Wren returned her attention to Alexander. “We would be in a private box?” she asked. “In a darkened theater?”

He hesitated. “In a private box, yes,” he said. “But before the play begins the theater will be well lit and everyone will be looking around to see who else is present and who is with whom and what food for gossip is to be had. You would be very much on display during that time. After this morning’s announcement, there would be great curiosity to have that first glimpse of the new Countess of Riverdale—the fabulously wealthy Heyden glassware heiress. And after the events of last year there would be much food for gossip in the reappearance of the former countess and her son and daughter. I am afraid there would be as much focus upon Netherby’s box before the performance as there would be on the stage later.”

“You think we ought not to go, then?” she asked him.

“This is not my decision to make,” he said firmly.

“By thunder,” Harry said, “I would rather face a column of Boney’s men on the attack, all yelling vive l’empereur between beats of the drum in that unnerving way of theirs. I am not going. Besides, I am going to be ready to crawl off to my bed to sleep the clock around by the time this evening comes.”

“I will go,” Abigail said, “if Jessica can come too. I was never allowed to attend the theater before I was eighteen, and then I could not. I will go.”
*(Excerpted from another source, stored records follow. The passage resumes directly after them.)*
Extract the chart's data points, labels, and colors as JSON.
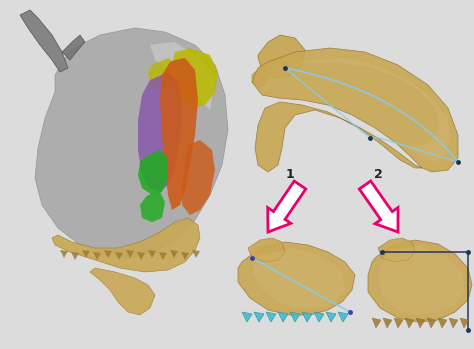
{
  "background_color": "#dcdcdc",
  "figure_width": 4.74,
  "figure_height": 3.49,
  "dpi": 100,
  "arrow_color": "#e8006e",
  "arrow1_label": "1",
  "arrow2_label": "2",
  "label_fontsize": 9,
  "label_color": "#222222",
  "mandible_color": "#c8a855",
  "mandible_dark": "#9a7830",
  "mandible_light": "#d9bc7a",
  "muscle_orange": "#cc5a18",
  "muscle_purple": "#8855aa",
  "muscle_yellow": "#b8b800",
  "muscle_green": "#22aa22",
  "line_blue": "#88ccee",
  "line_dark": "#223355",
  "gray_head": "#a8a8a8",
  "gray_dark": "#707070",
  "gray_light": "#d5d5d5"
}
“And so will I, Abby,” Viola said.

Oh, this was not fair, Wren thought. Inch by excruciating inch she was being dragged out into the open, where she had never intended to go. Except that there was no unfairness involved. The invitation had been extended and the decision of whether she would accept it or not was entirely hers.

“I will do it,” she said.

Alexander caught both her hands in his and squeezed tightly while there was a slight cheer behind her and then laughter.
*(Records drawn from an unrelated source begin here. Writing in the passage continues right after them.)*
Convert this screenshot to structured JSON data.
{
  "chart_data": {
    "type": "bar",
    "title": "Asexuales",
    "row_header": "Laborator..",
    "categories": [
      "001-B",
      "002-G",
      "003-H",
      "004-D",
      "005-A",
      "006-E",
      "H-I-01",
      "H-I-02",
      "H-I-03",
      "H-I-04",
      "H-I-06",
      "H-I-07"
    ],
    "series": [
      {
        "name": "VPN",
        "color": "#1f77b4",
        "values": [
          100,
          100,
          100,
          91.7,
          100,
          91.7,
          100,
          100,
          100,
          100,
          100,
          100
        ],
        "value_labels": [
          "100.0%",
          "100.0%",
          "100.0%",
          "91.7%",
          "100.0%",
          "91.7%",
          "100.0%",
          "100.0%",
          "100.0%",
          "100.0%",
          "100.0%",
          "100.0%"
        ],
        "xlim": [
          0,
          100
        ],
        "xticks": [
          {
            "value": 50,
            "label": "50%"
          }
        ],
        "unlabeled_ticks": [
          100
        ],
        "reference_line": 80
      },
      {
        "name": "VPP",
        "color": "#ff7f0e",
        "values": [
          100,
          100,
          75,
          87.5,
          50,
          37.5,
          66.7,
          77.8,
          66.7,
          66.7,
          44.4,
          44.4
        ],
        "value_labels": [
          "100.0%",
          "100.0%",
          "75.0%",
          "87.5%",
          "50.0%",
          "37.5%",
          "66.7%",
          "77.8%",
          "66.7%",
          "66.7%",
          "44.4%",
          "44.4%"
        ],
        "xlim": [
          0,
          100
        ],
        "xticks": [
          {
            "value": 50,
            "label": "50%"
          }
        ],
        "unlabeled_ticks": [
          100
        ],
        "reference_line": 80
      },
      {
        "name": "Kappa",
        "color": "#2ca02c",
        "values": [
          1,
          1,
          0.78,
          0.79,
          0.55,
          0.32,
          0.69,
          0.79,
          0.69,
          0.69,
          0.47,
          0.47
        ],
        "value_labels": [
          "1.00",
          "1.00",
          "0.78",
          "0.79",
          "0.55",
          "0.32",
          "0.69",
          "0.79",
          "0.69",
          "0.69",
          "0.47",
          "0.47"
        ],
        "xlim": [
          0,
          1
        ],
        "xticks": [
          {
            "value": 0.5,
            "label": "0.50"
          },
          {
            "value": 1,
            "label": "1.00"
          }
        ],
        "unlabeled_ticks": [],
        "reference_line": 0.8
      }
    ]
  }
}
“Oh, bravo, Wren,” Elizabeth said. “And Viola and Abigail too.”

“I would have won my wager, then,” Alexander said. “Unfortunately for me, Netherby was unwilling to bet against me.”
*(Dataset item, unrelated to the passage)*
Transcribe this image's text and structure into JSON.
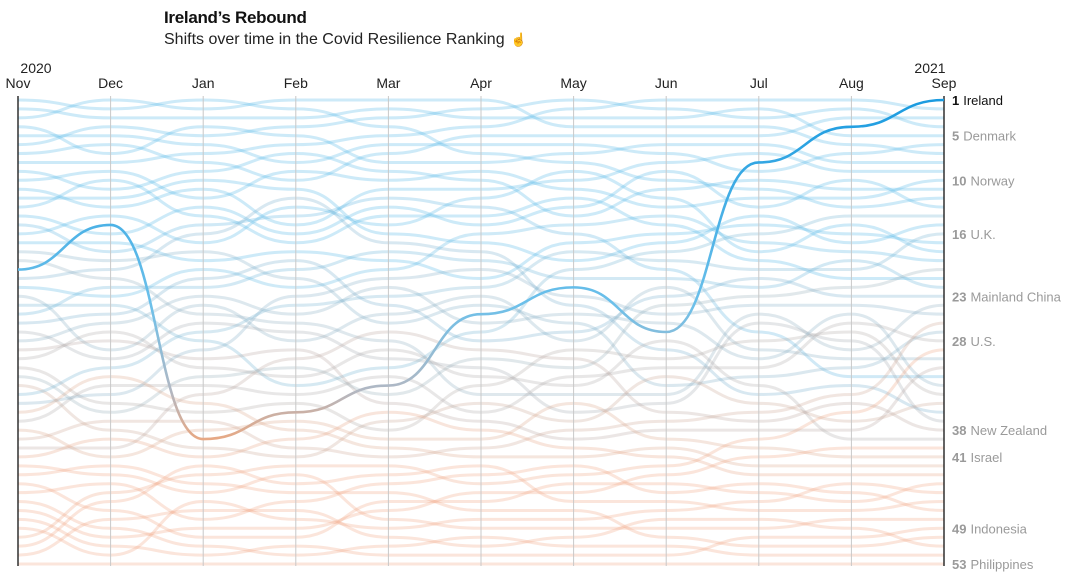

Now what had she done? Wren thought, feeling a twinge of panic. Whatever had she done? “But first,” she said, “I want to see Kew Gardens.”

Seventeen

Those who went to the theater in search of fresh material for gossip as much as entertainment from the stage were to find more than sufficient that evening without looking farther than the Duke of Netherby’s private box. The duke and his duchess were there. So was the Earl of Riverdale with his mysterious new bride, the fabulously wealthy Heyden glassware heiress, whom a few people claimed to have seen with him in Hyde Park, though none had had a satisfyingly good look. Some had even said she went about heavily veiled. The former, dispossessed countess, whom no one had seen in more than a year, was also in the box, the old and the new in company together, and so was her bastard daughter. The Duke of Netherby’s sister, young Lady Jessica Archer, whose beauty had taken the ton by storm during her come-out this year, was scarcely noticed amid the sensational appearance of her companions.